Coming out of the dark
There's nothing particularly new, or even all that interesting, about the kafuffle taking place over Nevada's public K-12 education budget.
Responding to lower-than-expected revenues, Nevada's Republican governor, Jim Gibbons, has called for K-12 education to join most other government agencies in shaving 4.5 percent from its originally projected budget. The usual suspects on the left — Speaker Barbara Buckley, school board members and the rest of the educational establishment — have denounced the move, arguing that such allegedly Draconian "cuts" would starve the Silver State education system of much-needed funds and render impossible the task of educating Nevada's children.
We at the Nevada Policy Research Institute, a free-market think tank, of course find the governor's position on this issue more persuasive. A core principle of the Institute is that government should operate within its means (as individuals and businesses must), and that when revenues begin to dry up, government should be just as capable as the rest of us of setting priorities and trimming where possible.
So there's not much surprising there, either.
But what if a new twist could be added to the stale and predictable fight between tax-and-spend left wingers and belt-tightening righties? And what if that twist were also likely to result in not only better government, but a more credible, enlightened debate over public policy?
Throughout the country a new wave of support for government transparency is gaining serious momentum. It comes in the wake of the Coburn-Obama legislation that mandates disclosure of federal expenditures via a publicly accessible website. This push for government transparency has now filtered down as well to several state governments, and is one of the few movements that actually garner bipartisan support.
Texas, Missouri, Indiana, Kansas, Arizona and South Carolina are all states that have adopted transparency measures in one form or another. Texas, Missouri, Indiana and South Carolina all have Republican governors, but Democrats occupy that office in Kansas and Arizona.
Nevada ought to get on board as well. One of the chief obstacles to achieving consensus on government spending is the inherently opaque nature of government itself, particularly in the realm of K-12 education. Citizens are made aware, usually through the press, of bottom-line expenditure levels for the state's various government agencies, but there's no easy way for the average citizen or state lawmakers (or even a public policy outfit such as NPRI, for that matter) to track where exactly all of this money is going once it is doled out.
Absent transparency, the average citizen trying to follow the typical back-and-forth between proponents on each side of the debate remains in the dark about who has the more credible argument.
Those who argue that these budget reductions would be a serious blow to the quality of education in Nevada would certainly have more credibility if citizens could independently verify matters for themselves. Currently, taxpayers who would have to come up with the extra revenue needed to maintain desired spending levels simply have to take the education establishment's word for virtually everything. If those who swear there is absolutely no room to trim are indeed sincere, then they ought to welcome the opportunity to open the books and prove their case.

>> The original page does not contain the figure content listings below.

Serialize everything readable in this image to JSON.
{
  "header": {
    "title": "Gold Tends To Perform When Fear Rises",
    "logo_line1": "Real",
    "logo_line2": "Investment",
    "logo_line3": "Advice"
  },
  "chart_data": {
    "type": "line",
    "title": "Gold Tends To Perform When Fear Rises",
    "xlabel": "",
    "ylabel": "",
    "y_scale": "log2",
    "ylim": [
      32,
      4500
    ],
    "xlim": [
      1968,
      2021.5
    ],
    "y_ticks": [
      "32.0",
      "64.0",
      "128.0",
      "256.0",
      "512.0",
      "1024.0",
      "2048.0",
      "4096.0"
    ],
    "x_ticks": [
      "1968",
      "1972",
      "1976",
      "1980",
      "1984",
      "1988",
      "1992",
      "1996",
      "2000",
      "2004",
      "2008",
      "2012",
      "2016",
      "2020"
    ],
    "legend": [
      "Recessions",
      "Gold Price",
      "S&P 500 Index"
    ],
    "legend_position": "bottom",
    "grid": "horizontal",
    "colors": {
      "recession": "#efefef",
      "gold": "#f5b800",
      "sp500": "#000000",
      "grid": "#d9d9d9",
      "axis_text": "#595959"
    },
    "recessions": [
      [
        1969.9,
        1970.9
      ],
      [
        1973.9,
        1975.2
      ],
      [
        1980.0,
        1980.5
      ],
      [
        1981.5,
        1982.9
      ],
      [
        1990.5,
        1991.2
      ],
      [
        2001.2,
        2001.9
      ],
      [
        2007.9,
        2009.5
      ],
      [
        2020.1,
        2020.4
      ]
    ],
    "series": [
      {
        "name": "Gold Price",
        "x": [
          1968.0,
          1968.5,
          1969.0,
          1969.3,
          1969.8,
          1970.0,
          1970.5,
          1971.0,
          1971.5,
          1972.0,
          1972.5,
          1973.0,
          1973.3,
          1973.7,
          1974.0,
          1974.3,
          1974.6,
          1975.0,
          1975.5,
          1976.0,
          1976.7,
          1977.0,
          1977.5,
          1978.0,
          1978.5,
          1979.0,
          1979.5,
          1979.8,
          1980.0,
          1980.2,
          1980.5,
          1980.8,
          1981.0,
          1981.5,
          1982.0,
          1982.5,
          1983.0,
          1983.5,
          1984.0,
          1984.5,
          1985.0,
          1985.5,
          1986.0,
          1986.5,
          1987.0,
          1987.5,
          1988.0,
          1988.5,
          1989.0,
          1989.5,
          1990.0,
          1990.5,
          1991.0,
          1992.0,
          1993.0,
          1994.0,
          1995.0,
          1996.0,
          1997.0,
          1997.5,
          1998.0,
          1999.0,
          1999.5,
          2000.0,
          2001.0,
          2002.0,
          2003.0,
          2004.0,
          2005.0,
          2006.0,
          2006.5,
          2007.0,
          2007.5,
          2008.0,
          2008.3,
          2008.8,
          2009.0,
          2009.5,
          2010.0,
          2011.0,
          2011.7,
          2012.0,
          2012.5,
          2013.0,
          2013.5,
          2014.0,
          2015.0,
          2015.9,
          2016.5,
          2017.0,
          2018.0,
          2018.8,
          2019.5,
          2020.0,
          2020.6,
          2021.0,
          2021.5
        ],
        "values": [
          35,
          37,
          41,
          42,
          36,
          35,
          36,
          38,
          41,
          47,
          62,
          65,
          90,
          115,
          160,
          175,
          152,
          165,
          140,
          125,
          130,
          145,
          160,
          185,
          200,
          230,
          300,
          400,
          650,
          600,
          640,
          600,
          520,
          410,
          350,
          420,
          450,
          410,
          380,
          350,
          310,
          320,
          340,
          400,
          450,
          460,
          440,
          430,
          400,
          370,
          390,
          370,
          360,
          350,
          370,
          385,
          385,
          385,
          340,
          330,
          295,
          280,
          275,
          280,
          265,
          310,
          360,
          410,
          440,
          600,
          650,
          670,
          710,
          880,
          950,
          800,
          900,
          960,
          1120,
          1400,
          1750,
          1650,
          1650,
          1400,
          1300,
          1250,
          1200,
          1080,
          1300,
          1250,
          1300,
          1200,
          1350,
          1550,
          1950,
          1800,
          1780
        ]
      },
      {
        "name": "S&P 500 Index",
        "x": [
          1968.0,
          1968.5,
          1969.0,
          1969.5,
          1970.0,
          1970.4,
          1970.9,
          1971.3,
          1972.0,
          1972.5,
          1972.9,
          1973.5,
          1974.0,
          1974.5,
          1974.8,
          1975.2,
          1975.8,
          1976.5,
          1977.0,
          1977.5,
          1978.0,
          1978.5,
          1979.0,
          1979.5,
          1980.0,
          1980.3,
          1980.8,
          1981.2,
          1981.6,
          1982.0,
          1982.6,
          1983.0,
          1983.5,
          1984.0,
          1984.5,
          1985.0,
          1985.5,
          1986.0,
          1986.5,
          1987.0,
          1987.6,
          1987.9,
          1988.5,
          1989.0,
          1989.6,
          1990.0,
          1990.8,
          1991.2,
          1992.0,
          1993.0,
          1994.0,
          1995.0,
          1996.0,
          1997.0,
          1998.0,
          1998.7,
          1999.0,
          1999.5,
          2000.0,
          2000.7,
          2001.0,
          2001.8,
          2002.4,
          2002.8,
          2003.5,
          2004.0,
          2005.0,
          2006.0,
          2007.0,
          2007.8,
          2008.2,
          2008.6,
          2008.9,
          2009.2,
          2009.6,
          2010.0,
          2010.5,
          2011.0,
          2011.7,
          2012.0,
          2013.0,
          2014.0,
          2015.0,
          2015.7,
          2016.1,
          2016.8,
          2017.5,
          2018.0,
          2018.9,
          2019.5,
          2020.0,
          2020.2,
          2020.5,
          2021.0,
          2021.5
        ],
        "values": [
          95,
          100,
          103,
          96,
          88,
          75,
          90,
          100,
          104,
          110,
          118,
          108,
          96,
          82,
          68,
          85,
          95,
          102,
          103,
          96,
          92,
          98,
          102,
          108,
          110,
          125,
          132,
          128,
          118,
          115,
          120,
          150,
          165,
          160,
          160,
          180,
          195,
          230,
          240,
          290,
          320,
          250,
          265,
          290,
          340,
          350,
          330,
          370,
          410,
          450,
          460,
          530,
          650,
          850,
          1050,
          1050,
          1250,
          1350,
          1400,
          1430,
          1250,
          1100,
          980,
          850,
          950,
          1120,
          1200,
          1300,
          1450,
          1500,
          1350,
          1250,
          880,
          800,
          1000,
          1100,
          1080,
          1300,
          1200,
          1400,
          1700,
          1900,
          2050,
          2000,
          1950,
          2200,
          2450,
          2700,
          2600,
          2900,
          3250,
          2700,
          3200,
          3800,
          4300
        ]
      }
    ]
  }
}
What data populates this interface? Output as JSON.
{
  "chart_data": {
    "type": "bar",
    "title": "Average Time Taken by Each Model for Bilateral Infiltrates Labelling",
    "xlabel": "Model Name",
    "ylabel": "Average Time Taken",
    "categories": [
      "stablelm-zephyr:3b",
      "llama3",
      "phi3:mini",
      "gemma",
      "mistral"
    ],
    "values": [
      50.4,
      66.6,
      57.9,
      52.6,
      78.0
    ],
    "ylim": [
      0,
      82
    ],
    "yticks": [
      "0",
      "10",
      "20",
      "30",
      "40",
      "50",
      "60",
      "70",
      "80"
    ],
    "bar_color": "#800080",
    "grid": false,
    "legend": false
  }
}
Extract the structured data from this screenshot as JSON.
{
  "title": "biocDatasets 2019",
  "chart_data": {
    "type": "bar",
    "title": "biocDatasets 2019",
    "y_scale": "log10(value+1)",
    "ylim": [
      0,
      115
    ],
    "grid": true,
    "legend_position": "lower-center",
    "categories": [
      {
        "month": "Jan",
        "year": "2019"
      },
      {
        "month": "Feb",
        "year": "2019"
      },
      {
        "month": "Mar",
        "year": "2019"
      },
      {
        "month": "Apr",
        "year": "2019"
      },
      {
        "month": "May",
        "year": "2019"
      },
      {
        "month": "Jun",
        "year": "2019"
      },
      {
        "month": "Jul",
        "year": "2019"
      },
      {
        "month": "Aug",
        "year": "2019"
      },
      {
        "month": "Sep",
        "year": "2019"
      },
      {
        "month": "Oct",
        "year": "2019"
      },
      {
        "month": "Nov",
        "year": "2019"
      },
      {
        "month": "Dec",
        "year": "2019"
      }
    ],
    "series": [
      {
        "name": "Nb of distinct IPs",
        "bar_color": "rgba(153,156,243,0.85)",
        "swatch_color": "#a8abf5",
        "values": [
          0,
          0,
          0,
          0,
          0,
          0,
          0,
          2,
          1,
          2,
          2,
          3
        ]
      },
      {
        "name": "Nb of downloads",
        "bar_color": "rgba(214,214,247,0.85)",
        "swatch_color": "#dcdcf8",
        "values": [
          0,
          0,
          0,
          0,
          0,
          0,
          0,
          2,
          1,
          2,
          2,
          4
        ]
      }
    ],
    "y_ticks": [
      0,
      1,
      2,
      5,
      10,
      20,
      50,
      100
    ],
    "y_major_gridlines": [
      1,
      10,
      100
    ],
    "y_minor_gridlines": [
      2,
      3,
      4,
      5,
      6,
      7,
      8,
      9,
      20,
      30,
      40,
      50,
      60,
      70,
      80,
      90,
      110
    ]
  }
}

And what of those on the other side of the debate, like NPRI? They, too, although generally sympathetic to the argument for scaling back spending during economic downturns, could make valuable contributions to the discussion under an open-books regime. It is our belief that even under the governor's "cuts' to the K-12 education budget — which still allow for a 15 percent increase in spending over the last biennium, after all — the ed establishment has sufficient funds (assuming some basic level of managerial competence) to carry out its functions. Still, absent the specifics, we, too, appear reduced to what to many people likely sounds like vague theories and empty rhetoric.
It is long past time for Nevada voters to be treated like adults and be allowed to see exactly where their money is going.
Andy Matthews is communications director at the Nevada Policy Research Institute.